Enhanced by a lush score by the late Henry Mancini, photographed beautifully in Paris and containing first-rate acting and deliciously wicked dialogue by writer Peter Stone, "Charade" is a film that should be in every serious DVD collection. Grant is older but better, like fine wine, and Ms. Hepburn ... well there have been millions of words used to describe her and I can't add to them other than to say the world lost a marvelous talent at her death.

You'll enjoy "Charade" for a long, long time.

Read Best Reviews of Charade (The Criterion Collection) (1963) Here

First and foremost, this is a very enjoyable movie. It was very enjoyable in 1963 and it remains enjoyable today. The actors, the story, and the cinematic craft are all first rate.

This Criterion release is fantastic. Most of the video is absolutely flawless with well-saturated colors and an absence of artifacts. Even shots of Coburn's checked shirt are free of compression artifacts or aliasing which is common to this kind of shot. The audio is fine considering it is mono and mastered in 1963. There are a few rare blemishes noticeable on the screen that look like problems with the source media but that is nowhere near as offensive as artifacts or aliasing.

The fun bonus on this edition is the writer and director commentary! For those of us that like this sort of thing, this is a very enjoyable example.
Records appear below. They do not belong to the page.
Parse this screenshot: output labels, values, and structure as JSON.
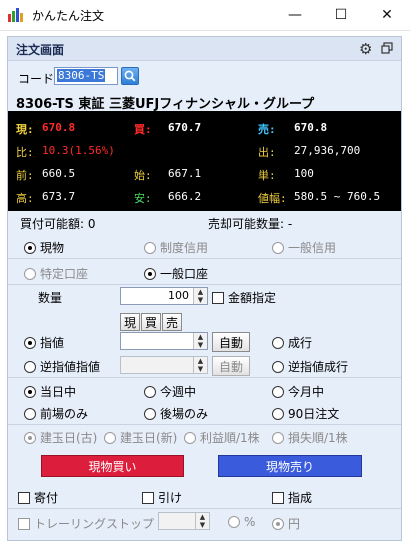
{
  "window": {
    "title": "かんたん注文",
    "min": "—",
    "max": "☐",
    "close": "✕"
  },
  "panel": {
    "title": "注文画面"
  },
  "code": {
    "label": "コード",
    "value": "8306-TS"
  },
  "stock": {
    "name": "8306-TS 東証 三菱UFJフィナンシャル・グループ"
  },
  "quote": {
    "current_label": "現:",
    "current": "670.8",
    "bid_label": "買:",
    "bid": "670.7",
    "ask_label": "売:",
    "ask": "670.8",
    "change_label": "比:",
    "change": "10.3(1.56%)",
    "volume_label": "出:",
    "volume": "27,936,700",
    "prev_label": "前:",
    "prev": "660.5",
    "open_label": "始:",
    "open": "667.1",
    "unit_label": "単:",
    "unit": "100",
    "high_label": "高:",
    "high": "673.7",
    "low_label": "安:",
    "low": "666.2",
    "range_label": "値幅:",
    "range": "580.5 ~ 760.5"
  },
  "buyable": "買付可能額: 0",
  "sellable": "売却可能数量: -",
  "trade_type": [
    "現物",
    "制度信用",
    "一般信用"
  ],
  "account": [
    "特定口座",
    "一般口座"
  ],
  "quantity": {
    "label": "数量",
    "value": "100",
    "check": "金額指定"
  },
  "price_buttons": [
    "現",
    "買",
    "売"
  ],
  "order_types": {
    "limit": "指値",
    "auto": "自動",
    "market": "成行",
    "stop_limit": "逆指値指値",
    "auto2": "自動",
    "stop_market": "逆指値成行"
  },
  "periods": [
    "当日中",
    "今週中",
    "今月中",
    "前場のみ",
    "後場のみ",
    "90日注文"
  ],
  "close_order": [
    "建玉日(古)",
    "建玉日(新)",
    "利益順/1株",
    "損失順/1株"
  ],
  "actions": {
    "buy": "現物買い",
    "sell": "現物売り"
  },
  "conditions": [
    "寄付",
    "引け",
    "指成"
  ],
  "trailing": {
    "label": "トレーリングストップ",
    "percent": "%",
    "yen": "円"
  }
}
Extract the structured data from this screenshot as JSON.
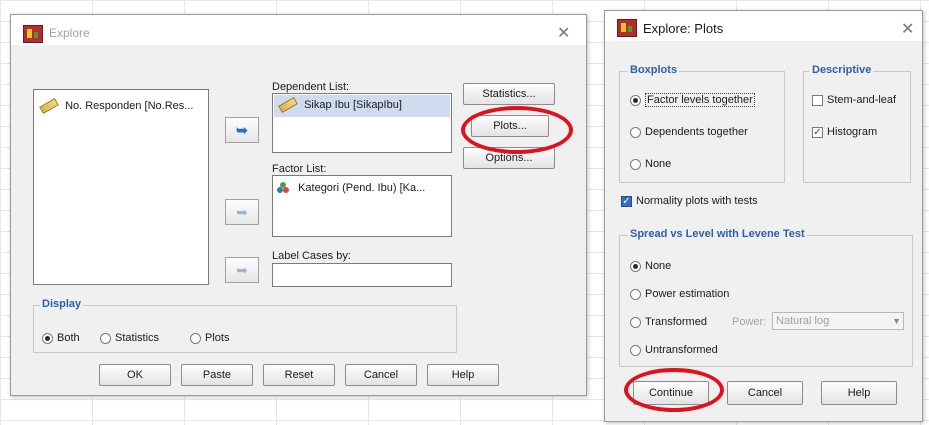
{
  "explore": {
    "title": "Explore",
    "source_vars": [
      {
        "label": "No. Responden [No.Res...",
        "icon": "scale-ruler-icon"
      }
    ],
    "dependent_list": {
      "label": "Dependent List:",
      "items": [
        {
          "label": "Sikap Ibu [SikapIbu]",
          "icon": "scale-ruler-icon"
        }
      ]
    },
    "factor_list": {
      "label": "Factor List:",
      "items": [
        {
          "label": "Kategori (Pend. Ibu) [Ka...",
          "icon": "nominal-icon"
        }
      ]
    },
    "label_cases": {
      "label": "Label Cases by:",
      "value": ""
    },
    "buttons": {
      "statistics": "Statistics...",
      "plots": "Plots...",
      "options": "Options..."
    },
    "display": {
      "title": "Display",
      "options": [
        "Both",
        "Statistics",
        "Plots"
      ],
      "selected": "Both"
    },
    "footer_buttons": {
      "ok": "OK",
      "paste": "Paste",
      "reset": "Reset",
      "cancel": "Cancel",
      "help": "Help"
    }
  },
  "plots": {
    "title": "Explore: Plots",
    "boxplots": {
      "title": "Boxplots",
      "options": [
        "Factor levels together",
        "Dependents together",
        "None"
      ],
      "selected": "Factor levels together"
    },
    "descriptive": {
      "title": "Descriptive",
      "stem_and_leaf": {
        "label": "Stem-and-leaf",
        "checked": false
      },
      "histogram": {
        "label": "Histogram",
        "checked": true
      }
    },
    "normality": {
      "label": "Normality plots with tests",
      "checked": true
    },
    "spread": {
      "title": "Spread vs Level with Levene Test",
      "options": [
        "None",
        "Power estimation",
        "Transformed",
        "Untransformed"
      ],
      "selected": "None",
      "power_label": "Power:",
      "power_value": "Natural log"
    },
    "footer_buttons": {
      "continue": "Continue",
      "cancel": "Cancel",
      "help": "Help"
    }
  },
  "colors": {
    "highlight_ring": "#e0111a",
    "group_title": "#2c5fa8"
  }
}
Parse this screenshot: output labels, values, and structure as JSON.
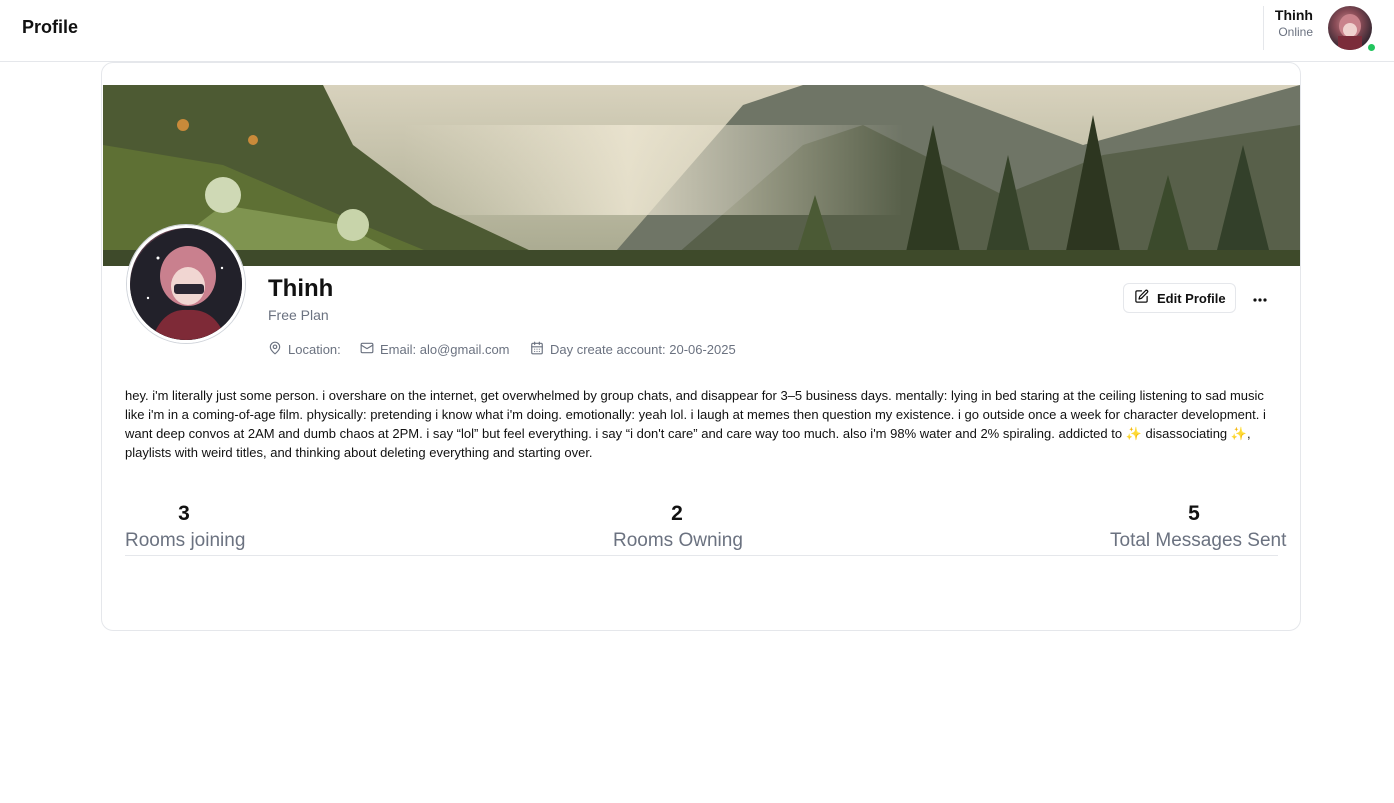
{
  "header": {
    "title": "Profile",
    "user": {
      "name": "Thinh",
      "status": "Online",
      "status_color": "#22c55e"
    }
  },
  "profile": {
    "name": "Thinh",
    "plan": "Free Plan",
    "edit_label": "Edit Profile",
    "location": "Location:",
    "email": "Email: alo@gmail.com",
    "created": "Day create account: 20-06-2025",
    "bio": "hey. i'm literally just some person. i overshare on the internet, get overwhelmed by group chats, and disappear for 3–5 business days. mentally: lying in bed staring at the ceiling listening to sad music like i'm in a coming-of-age film. physically: pretending i know what i'm doing. emotionally: yeah lol. i laugh at memes then question my existence. i go outside once a week for character development. i want deep convos at 2AM and dumb chaos at 2PM. i say “lol” but feel everything. i say “i don't care” and care way too much. also i'm 98% water and 2% spiraling. addicted to ✨ disassociating ✨, playlists with weird titles, and thinking about deleting everything and starting over."
  },
  "stats": [
    {
      "value": "3",
      "label": "Rooms joining"
    },
    {
      "value": "2",
      "label": "Rooms Owning"
    },
    {
      "value": "5",
      "label": "Total Messages Sent"
    }
  ],
  "icons": [
    "edit-icon",
    "more-icon",
    "location-icon",
    "mail-icon",
    "calendar-icon"
  ]
}
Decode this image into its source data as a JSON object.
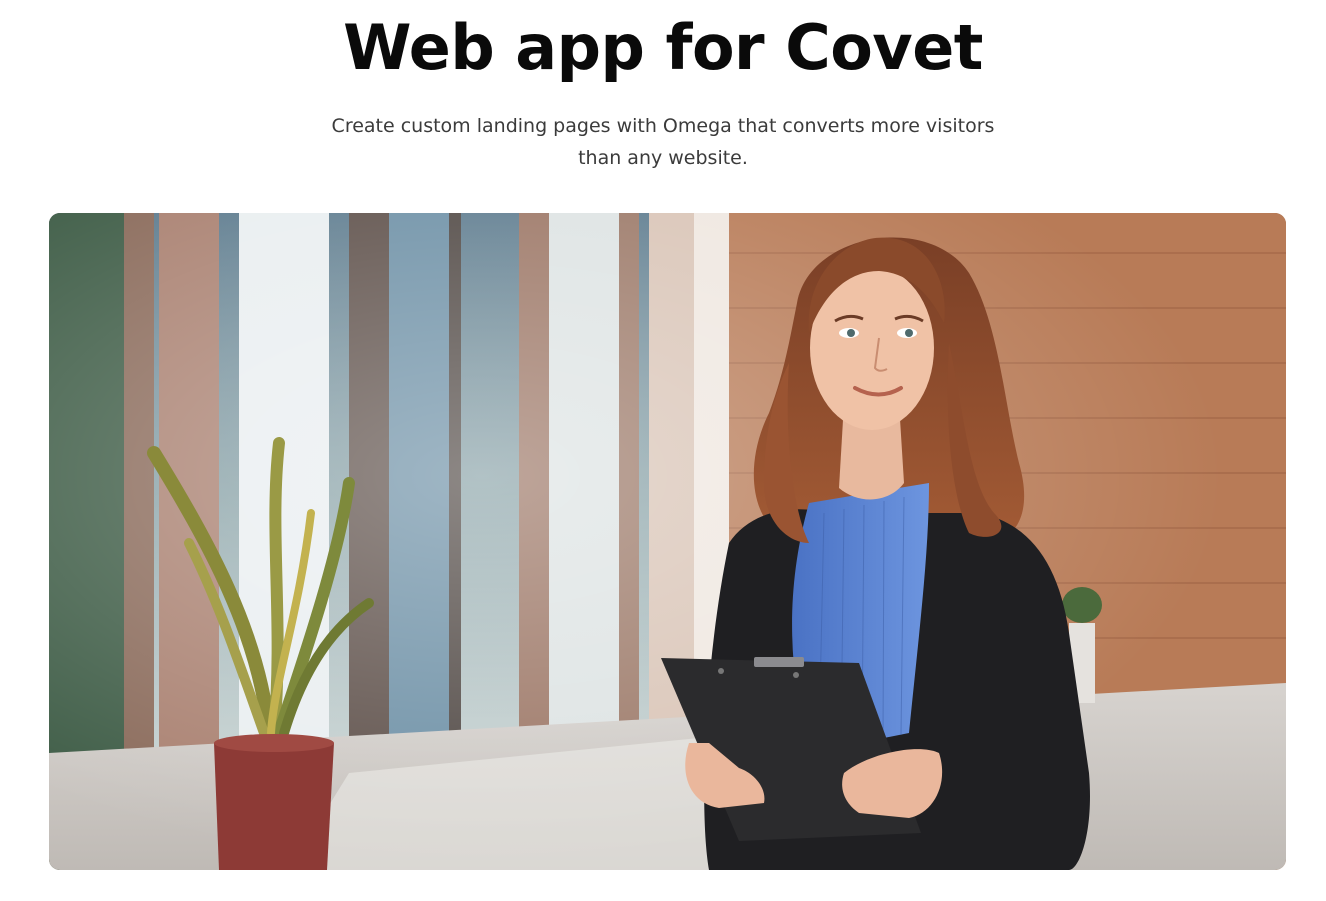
{
  "hero": {
    "title": "Web app for Covet",
    "subtitle_line1": "Create custom landing pages with Omega that converts more visitors",
    "subtitle_line2": "than any website."
  },
  "image": {
    "alt": "Smiling woman in a blue shirt and black blazer holding a clipboard in an office corridor"
  },
  "colors": {
    "title": "#0a0a0a",
    "subtitle": "#3b3b3b",
    "background": "#ffffff"
  }
}
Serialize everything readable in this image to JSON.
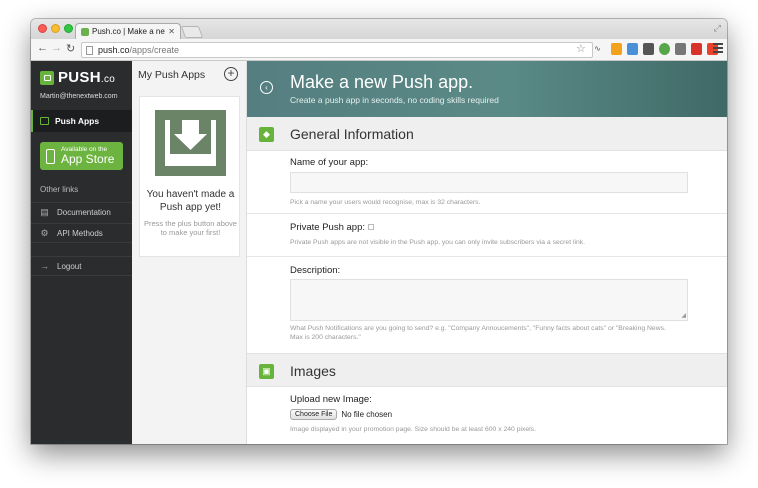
{
  "browser": {
    "tab_title": "Push.co | Make a new Push",
    "tab_close": "✕",
    "url_host": "push.co",
    "url_path": "/apps/create"
  },
  "sidebar": {
    "logo_main": "PUSH",
    "logo_suffix": ".co",
    "email": "Martin@thenextweb.com",
    "active_item": "Push Apps",
    "app_store_small": "Available on the",
    "app_store_big": "App Store",
    "other_links_label": "Other links",
    "links": [
      {
        "label": "Documentation",
        "icon": "book-icon"
      },
      {
        "label": "API Methods",
        "icon": "gear-icon"
      },
      {
        "label": "Logout",
        "icon": "logout-arrow-icon"
      }
    ]
  },
  "middle": {
    "title": "My Push Apps",
    "plus": "+",
    "empty_title": "You haven't made a Push app yet!",
    "empty_sub": "Press the plus button above to make your first!"
  },
  "content": {
    "title": "Make a new Push app.",
    "subtitle": "Create a push app in seconds, no coding skills required",
    "general_section": "General Information",
    "name_label": "Name of your app:",
    "name_help": "Pick a name your users would recognise, max is 32 characters.",
    "private_label": "Private Push app:",
    "private_help": "Private Push apps are not visible in the Push app, you can only invite subscribers via a secret link.",
    "description_label": "Description:",
    "description_help": "What Push Notifications are you going to send? e.g. \"Company Annoucements\", \"Funny facts about cats\" or \"Breaking News. Max is 200 characters.\"",
    "images_section": "Images",
    "upload_label": "Upload new Image:",
    "choose_file": "Choose File",
    "no_file": "No file chosen",
    "image_help": "Image displayed in your promotion page. Size should be at least 600 x 240 pixels."
  },
  "colors": {
    "accent_green": "#68b33c",
    "sidebar_bg": "#2b2c2e",
    "hero_teal": "#5a8a86"
  }
}
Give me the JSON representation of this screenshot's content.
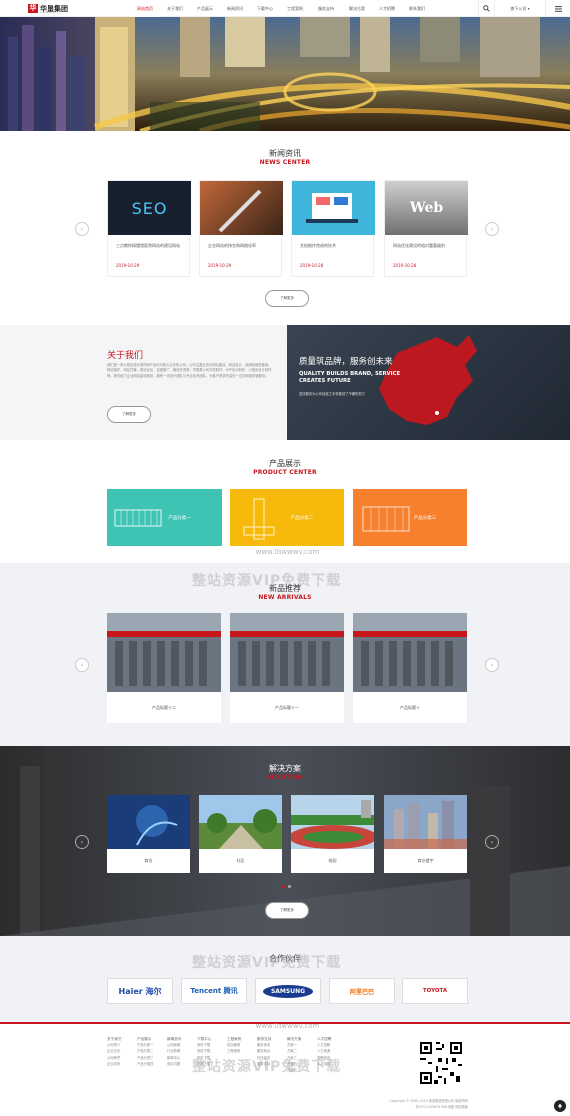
{
  "header": {
    "logo_mark": "华",
    "logo_text": "华垦集团",
    "logo_sub": "HUAKEN GROUP",
    "nav": [
      "网站首页",
      "关于我们",
      "产品展示",
      "新闻资讯",
      "下载中心",
      "工程案例",
      "服务支持",
      "解决方案",
      "人才招聘",
      "联系我们"
    ],
    "site_label": "旗下公司",
    "site_chevron": "▾",
    "search_icon": "search-icon",
    "menu_icon": "menu-icon"
  },
  "news": {
    "title_cn": "新闻资讯",
    "title_en": "NEWS CENTER",
    "items": [
      {
        "thumb": "SEO",
        "title": "三点教你搞懂猎医院网站的建设网站",
        "date": "2019-10-29"
      },
      {
        "thumb": "",
        "title": "企业网站的排名和网络化率",
        "date": "2019-10-29"
      },
      {
        "thumb": "",
        "title": "文档制作完成的技术",
        "date": "2019-10-28"
      },
      {
        "thumb": "Web",
        "title": "网站优化建设的相对重要级别",
        "date": "2019-10-28"
      }
    ],
    "more": "了解更多",
    "prev": "‹",
    "next": "›"
  },
  "about": {
    "title": "关于我们",
    "body": "我们是一家以网站设计制作和IT培训为核心业务的公司，公司主要业务为网站建设、网站设计、品牌营销型建网、网站维护、网站托管、网站优化、百度推广、微信开发等，凭借着公司开发制作、APP设计制作、小程序设计制作等，我们致力企业网站建设服务，拥有一流设计团队与专业技术团队，为客户提供完善的一站式网络营销服务。",
    "more": "了解更多",
    "banner_cn": "质量筑品牌，服务创未来",
    "banner_en1": "QUALITY BUILDS BRAND, SERVICE",
    "banner_en2": "CREATES FUTURE",
    "banner_sub": "坚持服务为公司经营之本将做到了不懈的努力"
  },
  "products": {
    "title_cn": "产品展示",
    "title_en": "PRODUCT CENTER",
    "items": [
      {
        "label": "产品分类一",
        "color": "#3fc4b4"
      },
      {
        "label": "产品分类二",
        "color": "#f7b90c"
      },
      {
        "label": "产品分类三",
        "color": "#f6802e"
      }
    ]
  },
  "watermarks": {
    "site": "www.0ɪwwwv.com",
    "text": "整站资源VIP免费下载"
  },
  "new_arrivals": {
    "title_cn": "新品推荐",
    "title_en": "NEW ARRIVALS",
    "items": [
      "产品标题十二",
      "产品标题十一",
      "产品标题十"
    ],
    "prev": "‹",
    "next": "›"
  },
  "solution": {
    "title_cn": "解决方案",
    "title_en": "SOLUTION",
    "items": [
      "商业",
      "社区",
      "校园",
      "商业楼宇"
    ],
    "more": "了解更多",
    "prev": "‹",
    "next": "›"
  },
  "partners": {
    "title_cn": "合作伙伴",
    "items": [
      "Haier 海尔",
      "Tencent 腾讯",
      "SAMSUNG",
      "阿里巴巴",
      "TOYOTA"
    ]
  },
  "footer": {
    "columns": [
      {
        "head": "关于我们",
        "links": [
          "公司简介",
          "企业文化",
          "公司荣誉",
          "企业风采"
        ]
      },
      {
        "head": "产品展示",
        "links": [
          "产品分类一",
          "产品分类二",
          "产品分类三",
          "产品分类四"
        ]
      },
      {
        "head": "新闻资讯",
        "links": [
          "公司新闻",
          "行业新闻",
          "新闻中心",
          "常见问题"
        ]
      },
      {
        "head": "下载中心",
        "links": [
          "资料下载",
          "常用下载",
          "软件下载",
          "文档下载"
        ]
      },
      {
        "head": "工程案例",
        "links": [
          "成功案例",
          "工程案例"
        ]
      },
      {
        "head": "服务支持",
        "links": [
          "服务体系",
          "服务网点",
          "在线留言",
          "服务支持"
        ]
      },
      {
        "head": "解决方案",
        "links": [
          "方案一",
          "方案二",
          "方案三",
          "方案四",
          "方案五"
        ]
      },
      {
        "head": "人才招聘",
        "links": [
          "人才招聘",
          "人力资源",
          "招聘信息",
          "人才培训"
        ]
      }
    ],
    "copyright": "Copyright © 2002-2019 某某集团有限公司 版权所有",
    "icp": "苏ICP12345678 XML地图 网站模板",
    "qr_icon": "qr-code-icon",
    "top_icon": "arrow-up-icon"
  }
}
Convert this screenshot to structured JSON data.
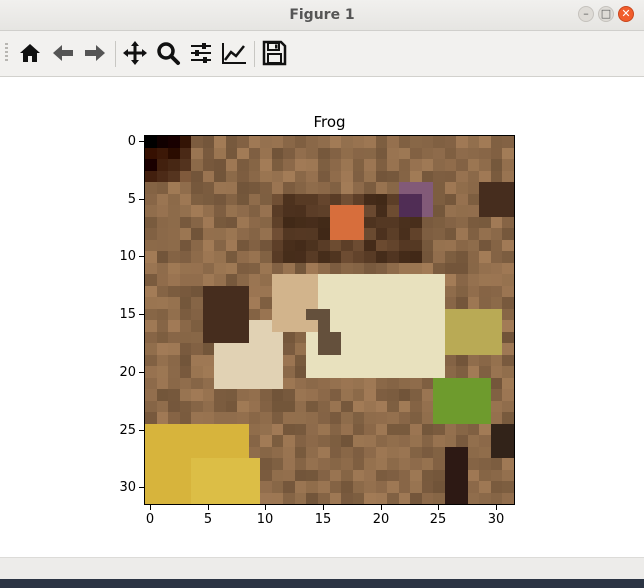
{
  "window": {
    "title": "Figure 1"
  },
  "toolbar": {
    "buttons": [
      {
        "name": "home-button",
        "icon": "home-icon"
      },
      {
        "name": "back-button",
        "icon": "arrow-left-icon"
      },
      {
        "name": "forward-button",
        "icon": "arrow-right-icon"
      },
      {
        "name": "pan-button",
        "icon": "move-icon"
      },
      {
        "name": "zoom-button",
        "icon": "magnifier-icon"
      },
      {
        "name": "configure-subplots-button",
        "icon": "sliders-icon"
      },
      {
        "name": "edit-axis-button",
        "icon": "line-chart-icon"
      },
      {
        "name": "save-button",
        "icon": "floppy-disk-icon"
      }
    ]
  },
  "figure": {
    "title": "Frog",
    "y_ticks": [
      "0",
      "5",
      "10",
      "15",
      "20",
      "25",
      "30"
    ],
    "x_ticks": [
      "0",
      "5",
      "10",
      "15",
      "20",
      "25",
      "30"
    ],
    "image_resolution": "32x32"
  },
  "colors": {
    "window_close": "#f15d2c",
    "background_brown": "#8a6a4a",
    "frog_cream": "#e8e2c0",
    "frog_orange": "#d0703a",
    "yellow": "#d8b43a",
    "green": "#6a9a2a"
  }
}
Listening to these two, what?, 70-year-olds bicker back and forth is a complete crack-up!

Want Charade (The Criterion Collection) (1963) Discount?

A must see film for any Cary Grant or Audrey Hepburn fan, the chemistry between the two is wonderful. This has always been a great film and on DVD it is nothing short of stunning. The film is shown in its original widescreen 1.85.1 aspect ratio for the first time ever since its theatrical release. The image quality is superb when you consider the age of the film and the appalling video quality of previous releases of the film. The sound has been improved, yes it is mono but it sounds better than ever. The director's commentary on this DVD is one of the best I have ever heard, with some arguing between the writer and director of the film and some wonderful insights into the making of this film. Highly recommended.